We also performed association analysis between all the emerged factors in the decision tree model and three PA metrics. Almost all the emerged factors in the decision tree model were significantly associated with SED, LPA, and/or MVPA. The results of association analyses were, at least for the well-established factors, in line with previous studies. For instance, a better health-related quality of life score was associated with lower levels of SED [52], and higher levels of LPA and MVPA [6]. The results of association analyses also indicated the relative importance of the identified factors, supporting that our results can be used to highlight the factors associating with PA behavior in terms of priority.

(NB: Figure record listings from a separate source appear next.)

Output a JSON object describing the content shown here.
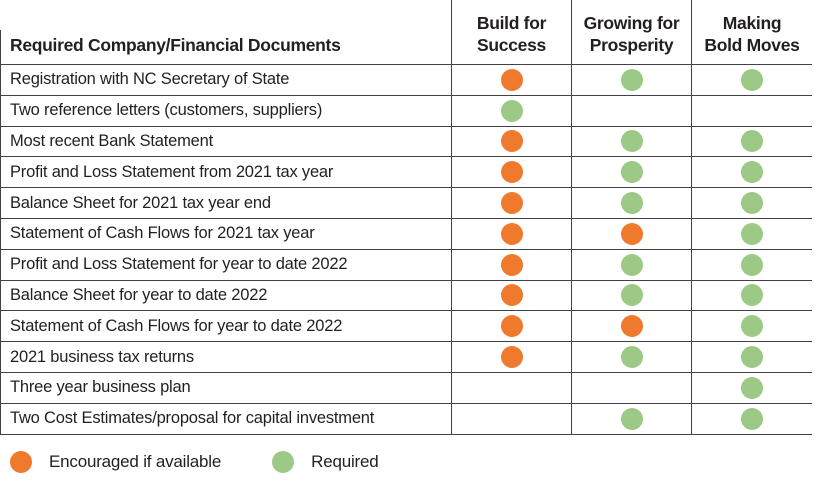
{
  "table": {
    "doc_header": "Required Company/Financial Documents",
    "columns": [
      {
        "id": "build_for_success",
        "label_line1": "Build for",
        "label_line2": "Success"
      },
      {
        "id": "growing_for_prosperity",
        "label_line1": "Growing for",
        "label_line2": "Prosperity"
      },
      {
        "id": "making_bold_moves",
        "label_line1": "Making",
        "label_line2": "Bold Moves"
      }
    ],
    "rows": [
      {
        "label": "Registration with NC Secretary of State",
        "statuses": [
          "encouraged",
          "required",
          "required"
        ]
      },
      {
        "label": "Two reference letters (customers, suppliers)",
        "statuses": [
          "required",
          "none",
          "none"
        ]
      },
      {
        "label": "Most recent Bank Statement",
        "statuses": [
          "encouraged",
          "required",
          "required"
        ]
      },
      {
        "label": "Profit and Loss Statement from 2021 tax year",
        "statuses": [
          "encouraged",
          "required",
          "required"
        ]
      },
      {
        "label": "Balance Sheet for 2021 tax year end",
        "statuses": [
          "encouraged",
          "required",
          "required"
        ]
      },
      {
        "label": "Statement of Cash Flows for 2021 tax year",
        "statuses": [
          "encouraged",
          "encouraged",
          "required"
        ]
      },
      {
        "label": "Profit and Loss Statement for year to date 2022",
        "statuses": [
          "encouraged",
          "required",
          "required"
        ]
      },
      {
        "label": "Balance Sheet for year to date 2022",
        "statuses": [
          "encouraged",
          "required",
          "required"
        ]
      },
      {
        "label": "Statement of Cash Flows for year to date 2022",
        "statuses": [
          "encouraged",
          "encouraged",
          "required"
        ]
      },
      {
        "label": "2021 business tax returns",
        "statuses": [
          "encouraged",
          "required",
          "required"
        ]
      },
      {
        "label": "Three year business plan",
        "statuses": [
          "none",
          "none",
          "required"
        ]
      },
      {
        "label": "Two Cost Estimates/proposal for capital investment",
        "statuses": [
          "none",
          "required",
          "required"
        ]
      }
    ]
  },
  "legend": {
    "items": [
      {
        "status": "encouraged",
        "label": "Encouraged if available"
      },
      {
        "status": "required",
        "label": "Required"
      }
    ]
  },
  "colors": {
    "encouraged": "#EF7A2D",
    "required": "#9CC985",
    "grid_line": "#414141",
    "text": "#231f20"
  }
}
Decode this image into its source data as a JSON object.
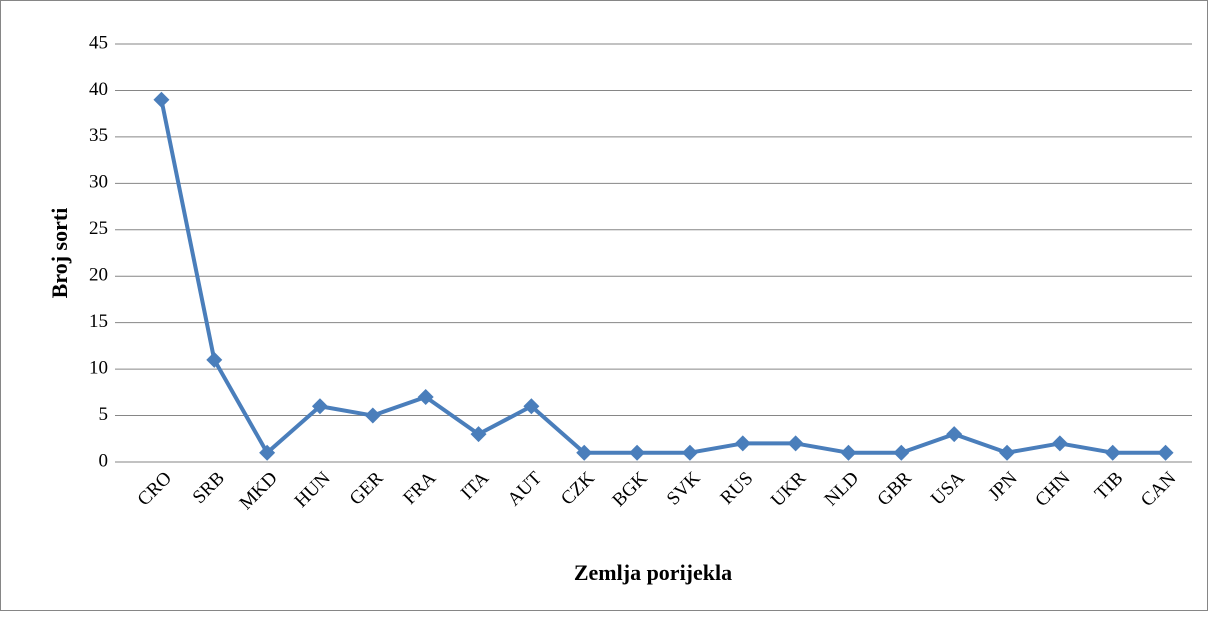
{
  "chart_data": {
    "type": "line",
    "x_label": "Zemlja porijekla",
    "y_label": "Broj sorti",
    "categories": [
      "CRO",
      "SRB",
      "MKD",
      "HUN",
      "GER",
      "FRA",
      "ITA",
      "AUT",
      "CZK",
      "BGK",
      "SVK",
      "RUS",
      "UKR",
      "NLD",
      "GBR",
      "USA",
      "JPN",
      "CHN",
      "TIB",
      "CAN"
    ],
    "values": [
      39,
      11,
      1,
      6,
      5,
      7,
      3,
      6,
      1,
      1,
      1,
      2,
      2,
      1,
      1,
      3,
      1,
      2,
      1,
      1
    ],
    "color": "#4a7ebb",
    "ylim": [
      0,
      45
    ],
    "yticks": [
      0,
      5,
      10,
      15,
      20,
      25,
      30,
      35,
      40,
      45
    ],
    "grid": true
  }
}
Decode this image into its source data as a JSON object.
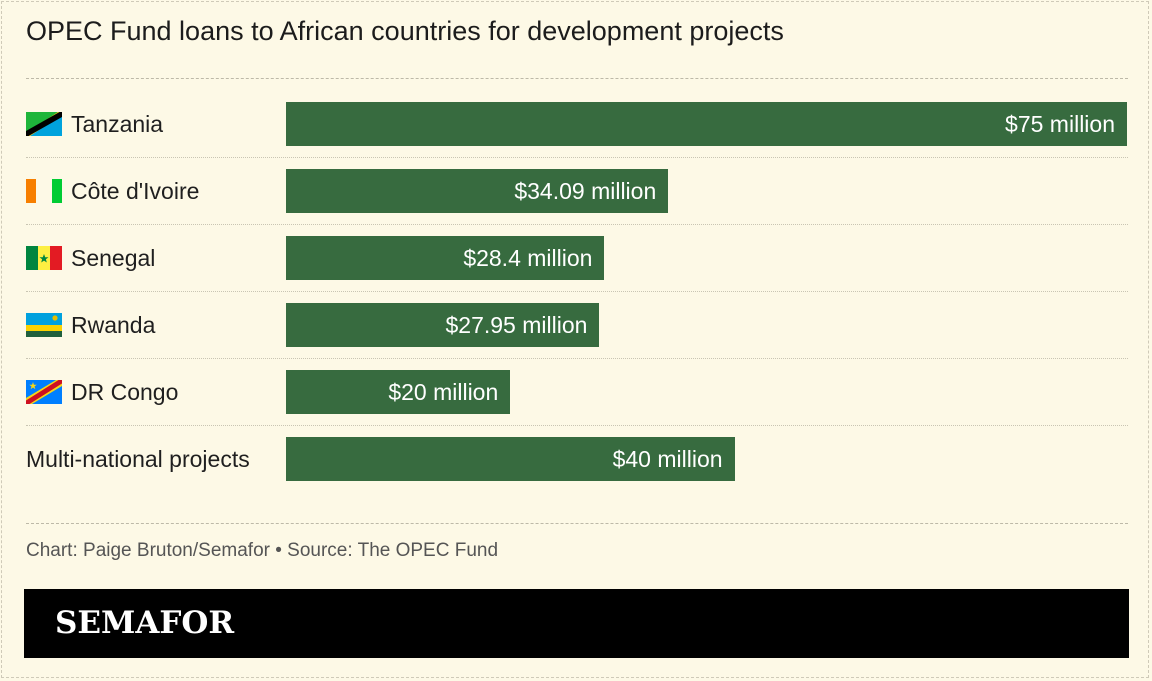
{
  "title": "OPEC Fund loans to African countries for development projects",
  "credit": "Chart: Paige Bruton/Semafor • Source: The OPEC Fund",
  "brand": "SEMAFOR",
  "colors": {
    "bar": "#376b3f",
    "background": "#fdf9e6",
    "footer": "#000000"
  },
  "chart_data": {
    "type": "bar",
    "orientation": "horizontal",
    "categories": [
      "Tanzania",
      "Côte d'Ivoire",
      "Senegal",
      "Rwanda",
      "DR Congo",
      "Multi-national projects"
    ],
    "values": [
      75,
      34.09,
      28.4,
      27.95,
      20,
      40
    ],
    "value_labels": [
      "$75 million",
      "$34.09 million",
      "$28.4 million",
      "$27.95 million",
      "$20 million",
      "$40 million"
    ],
    "flags": [
      "tanzania-flag-icon",
      "cote-divoire-flag-icon",
      "senegal-flag-icon",
      "rwanda-flag-icon",
      "dr-congo-flag-icon",
      null
    ],
    "xlim": [
      0,
      75
    ],
    "grid": false,
    "legend": "none"
  }
}
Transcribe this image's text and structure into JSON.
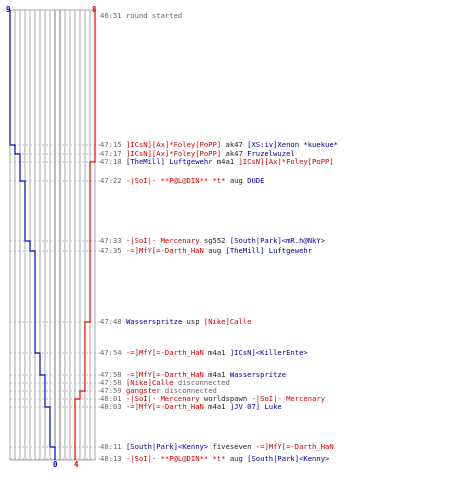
{
  "teams": {
    "blue": {
      "color": "#0000cc",
      "start_score": "9",
      "end_score": "0"
    },
    "red": {
      "color": "#ee0000",
      "start_score": "8",
      "end_score": "4"
    }
  },
  "events": [
    {
      "time": "46:51",
      "parts": [
        {
          "text": "round started",
          "c": "gray"
        }
      ]
    },
    {
      "time": "47:15",
      "parts": [
        {
          "text": "]ICsN][Ax]*Foley[PoPP]",
          "c": "red"
        },
        {
          "text": " ak47 ",
          "c": "dark"
        },
        {
          "text": "[XS:iv]Xenon *kuekue*",
          "c": "blue"
        }
      ]
    },
    {
      "time": "47:17",
      "parts": [
        {
          "text": "]ICsN][Ax]*Foley[PoPP]",
          "c": "red"
        },
        {
          "text": " ak47 ",
          "c": "dark"
        },
        {
          "text": "Fruzelwuzel",
          "c": "blue"
        }
      ]
    },
    {
      "time": "47:18",
      "parts": [
        {
          "text": "[TheMill] Luftgewehr",
          "c": "blue"
        },
        {
          "text": " m4a1 ",
          "c": "dark"
        },
        {
          "text": "]ICsN][Ax]*Foley[PoPP]",
          "c": "red"
        }
      ]
    },
    {
      "time": "47:22",
      "parts": [
        {
          "text": "-|SoI|- **P@L@DIN** *t*",
          "c": "red"
        },
        {
          "text": " aug ",
          "c": "dark"
        },
        {
          "text": "DUDE",
          "c": "blue"
        }
      ]
    },
    {
      "time": "47:33",
      "parts": [
        {
          "text": "-|SoI|- Mercenary",
          "c": "red"
        },
        {
          "text": " sg552 ",
          "c": "dark"
        },
        {
          "text": "[South|Park]<mR.h@NkY>",
          "c": "blue"
        }
      ]
    },
    {
      "time": "47:35",
      "parts": [
        {
          "text": "-=]MfY[=-Darth_HaN",
          "c": "red"
        },
        {
          "text": " aug ",
          "c": "dark"
        },
        {
          "text": "[TheMill] Luftgewehr",
          "c": "blue"
        }
      ]
    },
    {
      "time": "47:48",
      "parts": [
        {
          "text": "Wasserspritze",
          "c": "blue"
        },
        {
          "text": " usp ",
          "c": "dark"
        },
        {
          "text": "[Nike]Calle",
          "c": "red"
        }
      ]
    },
    {
      "time": "47:54",
      "parts": [
        {
          "text": "-=]MfY[=-Darth_HaN",
          "c": "red"
        },
        {
          "text": " m4a1 ",
          "c": "dark"
        },
        {
          "text": "]ICsN]<KillerEnte>",
          "c": "blue"
        }
      ]
    },
    {
      "time": "47:58",
      "parts": [
        {
          "text": "-=]MfY[=-Darth_HaN",
          "c": "red"
        },
        {
          "text": " m4a1 ",
          "c": "dark"
        },
        {
          "text": "Wasserspritze",
          "c": "blue"
        }
      ]
    },
    {
      "time": "47:58",
      "parts": [
        {
          "text": "[Nike]Calle",
          "c": "red"
        },
        {
          "text": " disconnected",
          "c": "gray"
        }
      ]
    },
    {
      "time": "47:59",
      "parts": [
        {
          "text": "gangster",
          "c": "red"
        },
        {
          "text": " disconnected",
          "c": "gray"
        }
      ]
    },
    {
      "time": "48:01",
      "parts": [
        {
          "text": "-|SoI|- Mercenary",
          "c": "red"
        },
        {
          "text": " worldspawn ",
          "c": "dark"
        },
        {
          "text": "-|SoI|- Mercenary",
          "c": "red"
        }
      ]
    },
    {
      "time": "48:03",
      "parts": [
        {
          "text": "-=]MfY[=-Darth_HaN",
          "c": "red"
        },
        {
          "text": " m4a1 ",
          "c": "dark"
        },
        {
          "text": "]JV 07] Luke",
          "c": "blue"
        }
      ]
    },
    {
      "time": "48:11",
      "parts": [
        {
          "text": "[South|Park]<Kenny>",
          "c": "blue"
        },
        {
          "text": " fiveseven ",
          "c": "dark"
        },
        {
          "text": "-=]MfY[=-Darth_HaN",
          "c": "red"
        }
      ]
    },
    {
      "time": "48:13",
      "parts": [
        {
          "text": "-|SoI|- **P@L@DIN** *t*",
          "c": "red"
        },
        {
          "text": " aug ",
          "c": "dark"
        },
        {
          "text": "[South|Park]<Kenny>",
          "c": "blue"
        }
      ]
    }
  ]
}
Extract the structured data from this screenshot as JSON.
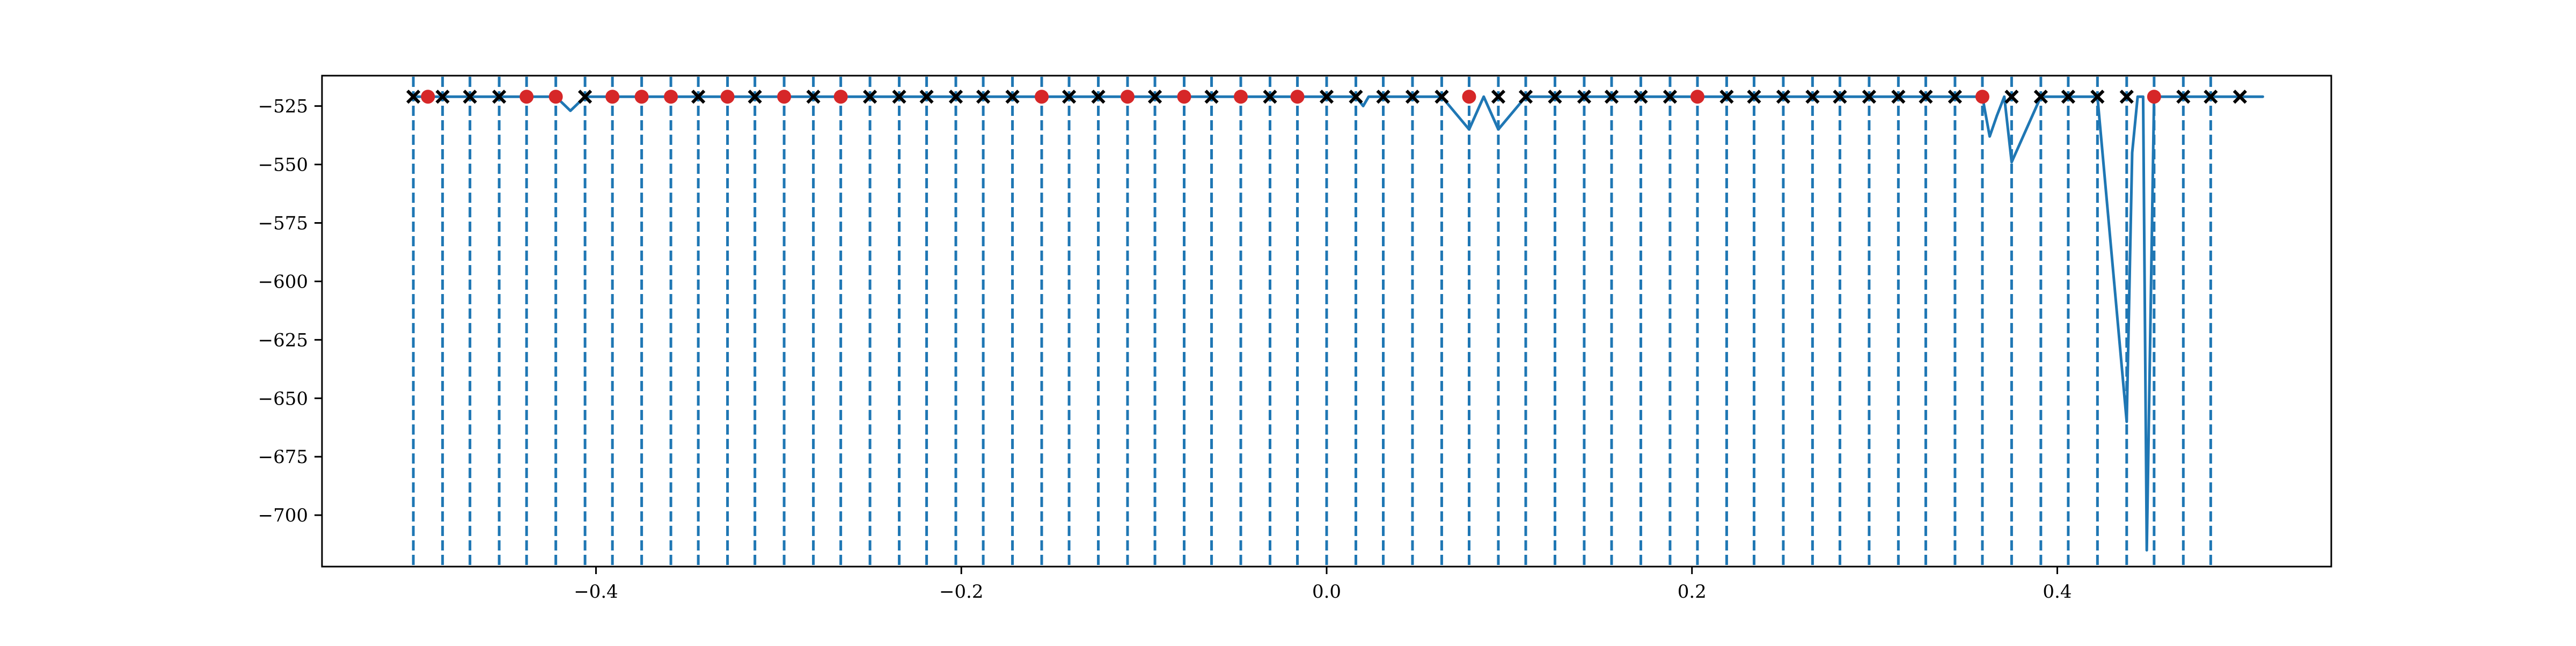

The main strength of the present study is the inclusion of a wide list of factors rather than a few subjectively selected factors [5, 11], which resulted in the discovery of the novel predictors. The use of objective measurement of daily PA is also a strength. Previous studies have typically used self-reported PA measures that are known to be imprecise and biased [53]. Another strength is the discrimination of PA behaviors based on activity profiles built using the whole activity intensity spectrum over the course of one full week [10]. However, the binary categorization of participants (active or inactive) might be a limitation. We used a binary outcome variable because the model’s prediction accuracy degraded significantly when the number of PA behavior categories increased (for example, to Inactive, Moderately active and Evening active, and Very active), mostly because of the misclassification between the active categories (results not presented). This is not surprising because despite the different temporal pattern of activities in the active profiles, the overall activity levels were comparable (overlap problem) and the outcome variable was imbalanced. Although it was practically possible to reduce the dimension or select the relevant features in prior to decision tree induction [54], or use more complicated learning algorithms (such as ensemble methods) to achieve a better performance with higher number of categories in the outcome variable [33], these could have caused loss of key mechanistic information and obscured the interpretability of the final model [33, 40, 54], limiting the recognition of novel correlates categories that were identified here. Another limitation is the cross-sectional study design, which prevents any causal effects to be analyzed. Also, although more than 85% of the original cohort members were alive in Finland during the latest follow-up, less than 40% participated and provided valid accelerometer data—possibly those who were healthier and more active. This might induce selection bias and limit the generalizability of the results. Additionally, the study sample was homogenous in terms of age and ethnicity, and some of the emergent factors in the final model were related to cultural and health behaviors. These might also limit the generalizability of the results, especially to more diverse populations with different cultural and health behaviors.

Conclusion

Using a data mining approach, we established a multilevel model that predicts PA behavior from empirical and large-scale data. The model consisted of 36 different factors of relative importance from different domains and may be used to target and tailor interventions. The factors emerging from the decision tree model such as body fat percentage, normalized heart rate recovery 60 s after exercise, urban-rural areas, average weekday total sitting time, and extravagance score were associated with SED, LPA, and/or MVPA time. The extensive set of factors that was methodologically discovered can be a basis for additional hypothesis testing in PA correlates research. Finally, data mining appeared to be a feasible approach and complex enough to identify different factors along with their interdependencies in explaining PA behavior.